In the afternoon, she found herself standing alone in one of the big concrete laboratory rooms, facing a row of six cages, holding six live goats that stared at her with their creepy eyes. A video camera whirred, recording her on fat spools of film. The room had a high ceiling, like an airplane hangar. Dr. Wichtmann and several younger scientists observed her from sealed glass windows far above her.

“To your right,” Dr. Wichtmann said to Juliana, his voice crackling over an electronic speaker. She looked at the row of cages and approached the one on the far right. She’d had a sick feeling in her stomach since the moment she’d walked into the room and seen the animals in their narrow cages.

“What do you want me to do?” Juliana asked, though she was afraid she knew. She was just stalling.

“Touch the first one,” the doctor told her.

“It will get sick.”

“That’s what we want.”

Juliana frowned as she stepped toward the first cage. The goat stepped toward her and made a bleating sound.

“Go ahead,” Dr. Wichtmann ordered. “We have a tight schedule.”

Juliana forced herself to move closer to the goat, but she couldn’t bring herself to touch it.

“Don’t make me do this,” Juliana said, looking up at the fat doctor in the window. “There must be something else we can use...like snakes or lizards. Or spiders, I can kill spiders.”

“Those are no good for us,” Wichtmann said. “You must do this if you ever want to gain control of your power. Is that not your stated purpose in being here?”

I’ll just touch it for a second, she told herself. It will heal from that.

Juliana tried to ignore her feelings as she reached through the cage bars and brushed her fingers lightly across the goat’s back. The animal squealed and twisted away from her as bloody blisters erupted along its spine. The goat turned in circles inside the cage, kicking its hooves against the walls. The other goats began echoing its fearful bleats.

“Very good.” Dr. Wichtmann was looking through binoculars, as were two other scientists, for a close-up of the goat. She realized that all these men were frightened of her, and that was why none of them were down here with her.

“The second stall,” Dr. Wichtmann called out. “Now, you are holding onto the goat for ten seconds. I will time.”

“Ten seconds could kill an animal that small.” Juliana looked at the second goat, who was shaking and trying to escape, alarmed by the cries of the first goat. “Can’t we at least use animals that are already sick or dying?”

“Other illnesses would only confuse the data,” Dr. Wichtmann insisted. “We must be certain they begin in good health. Now, ten seconds. Now!” All of the faces stared down at her coldly, making her feel she had no choice.

Juliana forced herself to walk toward the second goat, who squealed and backed away from her, but it didn’t have very far to travel inside the cage. She steeled herself, then reached inside and wrapped her fingers around its hind leg, the farthest she could get from any of the poor animal’s vital organs. That would give it a better chance of surviving, she thought.
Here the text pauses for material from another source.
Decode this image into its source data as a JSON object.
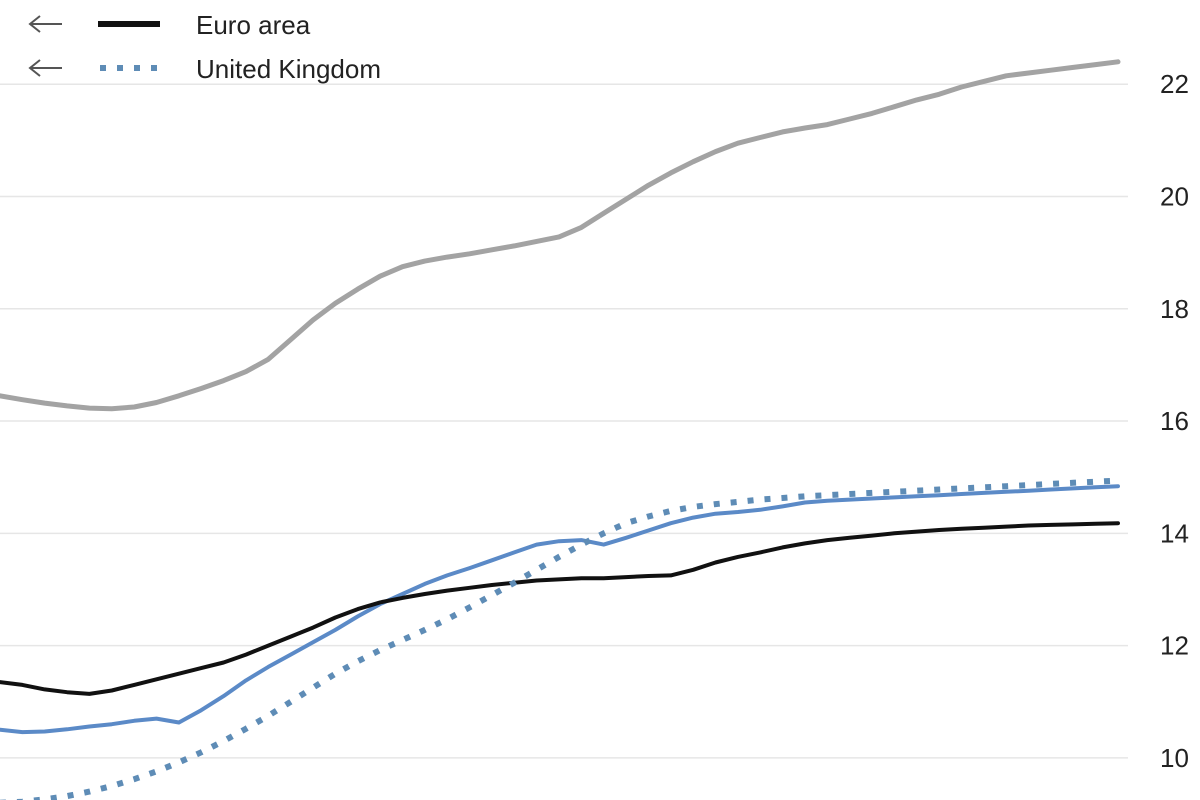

It shrieked as the dark blisters spread up its leg and across its torso. The skin of its face bubbled and burst, blood trickling down across its small, wooly chest. It slammed its head repeatedly into the wooden wall beside it, leaving smears of blood thick with lumps of rotten flesh. Its lower lip rotted away, revealing its lower teeth as they sank into the black, mushy remains of its lower jaw, like stones sinking into a swamp.

“Time!” Dr. Wichtmann called. Juliana immediately released the goat, and it collapsed on its hindquarters. The leg she’d held had broken apart like a rotten sponge, and now the three-legged goat flailed helplessly on the ground, squealing in agony.

“I’m sorry!” Juliana whispered to the thrashing goat. “I wish I could take it back. I wish I could...Sebastian!” she screamed up to Dr. Wichtmann. “Sebastian needs to heal this animal. Where is he?”

“Nein,” Dr. Wichtmann replied.

“Please!” Juliana called.

“We must study the disease to understand it,” Dr. Wichtmann told her. “This is necessary.”

Juliana tried not to cry at the sound of the wailing, plague-ravaged goat. While she’d never been sick from any disease, she now had to fight her desire to throw up in front of everyone. She needed this test to end. She wished she’d never agreed to it.